しづ心なく…花の散るのもオートファジー 奈良先端大など仕組み解明
ひさかたの光のどけき春の日に しづ心なく花の散るらむ 平安の歌人、紀友則(きのとものり)が詠んだ一首。古今和歌集に収められ、小倉百人一首でもお馴染みだ。「日の光がのどかに降り注ぐ春の日に、桜はなぜ、落ち着いた心もなく、散っていくのだろう」といった意味だが、その答えは令和の世に出た。「オートファジーが働いているから」。細胞内の老廃物を細胞自ら分解する仕組みで、日本人がノーベル賞を受賞したことで知られる。これが、花が散る仕組みまでも握っていることを、奈良先端科学技術大学院大学、理化学研究所などの研究グループが解き明かした。
細胞の重要なメンテナンス機能
オートファジーは、細胞内の古くなったタンパク質や細胞小器官を、細胞自ら分解(自食作用)して再利用する仕組み。真核細胞に備わり、細胞内を浄化し、またアミノ酸などの必要な分子を作って細胞を存続させている。動植物が健康を保つために欠かせない、細胞の重要なメンテナンス機能の一つだ。老廃物は時間と共に何となく壊れていくのではなく、細胞が積極的に壊している。ギリシャ語でオートは自分、ファジーは食べるの意。東京工業大学栄誉教授の大隅良典さんが1988年に酵母のオートファジーの観察に成功。93年に関連遺伝子14種類を特定し、2016年にノーベル生理学・医学賞を単独受賞している。
動物のオートファジーでは、細胞内に二重膜でできた小胞「オートファゴソーム」ができ、古いタンパク質などを取り込む。これが酵素の入った小器官「リソソーム」と融合し、中身が分解される。がんや神経変性疾患などさまざまな病気を抑え、また発生や分化、老化、免疫の仕組みで重要な役割を持つ。一方、植物ではオートファゴソームが水や栄養素、廃棄物などを貯蔵する「液胞」と融合し、中身が分解されている。

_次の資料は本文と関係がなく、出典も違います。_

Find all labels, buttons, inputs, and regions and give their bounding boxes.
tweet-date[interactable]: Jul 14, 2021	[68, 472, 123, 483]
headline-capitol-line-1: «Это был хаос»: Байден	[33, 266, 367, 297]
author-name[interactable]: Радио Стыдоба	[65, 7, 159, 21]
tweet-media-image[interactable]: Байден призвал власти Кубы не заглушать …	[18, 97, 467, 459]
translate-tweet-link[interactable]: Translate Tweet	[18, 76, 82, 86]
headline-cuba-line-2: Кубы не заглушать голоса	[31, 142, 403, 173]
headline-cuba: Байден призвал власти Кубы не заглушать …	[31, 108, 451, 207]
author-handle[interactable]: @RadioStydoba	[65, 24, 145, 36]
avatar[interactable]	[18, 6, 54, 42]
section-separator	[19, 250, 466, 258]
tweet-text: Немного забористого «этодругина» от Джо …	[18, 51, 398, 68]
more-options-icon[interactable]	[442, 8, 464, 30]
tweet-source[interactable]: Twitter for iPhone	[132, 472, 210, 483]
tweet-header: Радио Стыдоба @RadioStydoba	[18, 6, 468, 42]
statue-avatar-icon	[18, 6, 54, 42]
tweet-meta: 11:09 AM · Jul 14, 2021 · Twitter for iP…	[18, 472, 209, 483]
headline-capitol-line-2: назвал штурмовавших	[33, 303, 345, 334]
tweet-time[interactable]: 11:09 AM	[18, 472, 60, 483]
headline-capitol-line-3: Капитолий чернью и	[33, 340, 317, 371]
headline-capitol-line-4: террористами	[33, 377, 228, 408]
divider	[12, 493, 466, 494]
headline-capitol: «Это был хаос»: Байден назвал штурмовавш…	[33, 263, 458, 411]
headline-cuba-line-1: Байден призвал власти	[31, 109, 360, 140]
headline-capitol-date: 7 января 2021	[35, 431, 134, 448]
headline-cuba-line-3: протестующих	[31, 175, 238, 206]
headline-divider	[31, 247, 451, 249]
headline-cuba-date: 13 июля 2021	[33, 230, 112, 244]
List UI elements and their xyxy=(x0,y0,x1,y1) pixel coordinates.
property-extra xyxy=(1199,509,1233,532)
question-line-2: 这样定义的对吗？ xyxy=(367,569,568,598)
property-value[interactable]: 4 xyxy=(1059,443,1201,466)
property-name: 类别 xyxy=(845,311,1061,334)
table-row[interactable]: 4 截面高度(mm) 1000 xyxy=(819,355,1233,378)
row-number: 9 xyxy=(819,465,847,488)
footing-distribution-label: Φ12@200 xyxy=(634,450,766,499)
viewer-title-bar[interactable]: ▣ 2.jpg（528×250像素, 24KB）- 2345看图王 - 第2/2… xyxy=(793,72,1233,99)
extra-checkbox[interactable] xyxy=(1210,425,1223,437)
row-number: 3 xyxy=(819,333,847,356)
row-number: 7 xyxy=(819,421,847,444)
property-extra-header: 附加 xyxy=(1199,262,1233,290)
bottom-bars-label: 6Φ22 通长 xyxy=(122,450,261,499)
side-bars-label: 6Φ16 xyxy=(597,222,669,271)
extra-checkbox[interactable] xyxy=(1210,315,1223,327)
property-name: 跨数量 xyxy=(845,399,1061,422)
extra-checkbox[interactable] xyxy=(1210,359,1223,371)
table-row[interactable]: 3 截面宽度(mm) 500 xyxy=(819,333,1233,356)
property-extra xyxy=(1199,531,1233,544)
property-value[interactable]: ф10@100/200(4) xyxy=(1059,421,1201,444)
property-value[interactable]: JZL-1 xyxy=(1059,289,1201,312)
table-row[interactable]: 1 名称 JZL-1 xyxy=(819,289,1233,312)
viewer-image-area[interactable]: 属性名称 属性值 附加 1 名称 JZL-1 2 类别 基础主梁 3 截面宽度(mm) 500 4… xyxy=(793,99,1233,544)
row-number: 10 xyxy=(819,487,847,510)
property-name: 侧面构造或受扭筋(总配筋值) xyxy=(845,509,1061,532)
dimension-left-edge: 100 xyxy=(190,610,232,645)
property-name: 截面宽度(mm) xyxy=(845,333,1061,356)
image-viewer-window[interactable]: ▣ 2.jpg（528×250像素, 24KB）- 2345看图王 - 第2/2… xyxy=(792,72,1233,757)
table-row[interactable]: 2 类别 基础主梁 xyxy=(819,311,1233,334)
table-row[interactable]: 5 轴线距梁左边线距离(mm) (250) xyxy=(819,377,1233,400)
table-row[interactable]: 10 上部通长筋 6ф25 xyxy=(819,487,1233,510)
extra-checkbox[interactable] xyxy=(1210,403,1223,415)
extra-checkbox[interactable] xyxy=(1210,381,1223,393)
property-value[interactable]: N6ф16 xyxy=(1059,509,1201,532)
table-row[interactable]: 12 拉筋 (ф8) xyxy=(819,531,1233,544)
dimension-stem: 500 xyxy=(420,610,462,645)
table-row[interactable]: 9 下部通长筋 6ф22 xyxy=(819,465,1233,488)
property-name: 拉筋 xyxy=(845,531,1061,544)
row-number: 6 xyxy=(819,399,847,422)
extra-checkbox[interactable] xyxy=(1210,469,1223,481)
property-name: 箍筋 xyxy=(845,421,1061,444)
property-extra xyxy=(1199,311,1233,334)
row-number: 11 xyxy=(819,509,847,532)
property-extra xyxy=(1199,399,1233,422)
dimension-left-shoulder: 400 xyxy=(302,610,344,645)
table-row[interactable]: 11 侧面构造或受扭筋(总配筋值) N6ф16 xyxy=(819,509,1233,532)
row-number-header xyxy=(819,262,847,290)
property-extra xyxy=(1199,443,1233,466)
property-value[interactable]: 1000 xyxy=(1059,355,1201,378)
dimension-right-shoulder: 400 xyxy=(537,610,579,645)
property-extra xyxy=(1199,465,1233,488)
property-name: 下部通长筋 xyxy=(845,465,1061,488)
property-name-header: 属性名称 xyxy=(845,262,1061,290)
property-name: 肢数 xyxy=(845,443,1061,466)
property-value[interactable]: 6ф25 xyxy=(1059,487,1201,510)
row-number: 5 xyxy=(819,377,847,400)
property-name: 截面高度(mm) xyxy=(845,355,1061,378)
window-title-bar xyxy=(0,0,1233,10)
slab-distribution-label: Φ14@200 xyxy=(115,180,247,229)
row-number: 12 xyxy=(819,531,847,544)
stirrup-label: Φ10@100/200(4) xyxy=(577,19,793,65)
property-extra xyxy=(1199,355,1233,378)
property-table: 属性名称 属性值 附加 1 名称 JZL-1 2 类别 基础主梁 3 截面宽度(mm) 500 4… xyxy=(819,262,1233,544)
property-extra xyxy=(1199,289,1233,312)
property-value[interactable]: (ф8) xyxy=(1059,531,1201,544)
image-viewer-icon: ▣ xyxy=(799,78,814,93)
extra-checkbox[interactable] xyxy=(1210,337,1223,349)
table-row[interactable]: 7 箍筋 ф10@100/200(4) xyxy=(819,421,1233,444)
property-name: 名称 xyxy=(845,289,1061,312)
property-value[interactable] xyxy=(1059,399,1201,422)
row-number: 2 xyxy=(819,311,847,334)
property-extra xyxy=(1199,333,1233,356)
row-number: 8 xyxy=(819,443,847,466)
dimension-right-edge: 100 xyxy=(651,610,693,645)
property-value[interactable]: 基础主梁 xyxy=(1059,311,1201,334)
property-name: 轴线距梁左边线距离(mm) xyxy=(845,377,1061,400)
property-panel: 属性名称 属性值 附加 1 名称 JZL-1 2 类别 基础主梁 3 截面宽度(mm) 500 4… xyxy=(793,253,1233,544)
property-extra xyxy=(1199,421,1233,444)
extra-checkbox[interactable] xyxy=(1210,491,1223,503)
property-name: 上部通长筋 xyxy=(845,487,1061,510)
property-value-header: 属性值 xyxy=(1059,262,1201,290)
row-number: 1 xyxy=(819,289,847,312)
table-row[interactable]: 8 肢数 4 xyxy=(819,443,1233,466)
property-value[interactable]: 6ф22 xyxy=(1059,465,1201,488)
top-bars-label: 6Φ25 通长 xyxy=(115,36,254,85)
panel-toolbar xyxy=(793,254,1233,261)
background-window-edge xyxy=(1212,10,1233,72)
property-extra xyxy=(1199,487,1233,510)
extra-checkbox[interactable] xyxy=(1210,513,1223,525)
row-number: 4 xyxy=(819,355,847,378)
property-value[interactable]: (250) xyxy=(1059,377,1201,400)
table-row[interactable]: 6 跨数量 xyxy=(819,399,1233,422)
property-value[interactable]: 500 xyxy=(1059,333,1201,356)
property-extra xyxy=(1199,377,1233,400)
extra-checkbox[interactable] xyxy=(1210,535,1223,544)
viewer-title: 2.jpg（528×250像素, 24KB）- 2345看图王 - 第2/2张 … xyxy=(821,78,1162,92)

植物では、生涯にわたり体を作り続けることからも、オートファジーが非常に重要だ。穀類や花卉(かき=花の咲く草)植物で、オートファジーを制御する遺伝子が非常に多いことが分かっている。また、花びらが古くなる過程で細胞小器官などが液胞に取り込まれ、部分的に分解される様子も観察されている。このため、花が散るのにもオートファジーが働いているとみられてはきたが、未解明だった。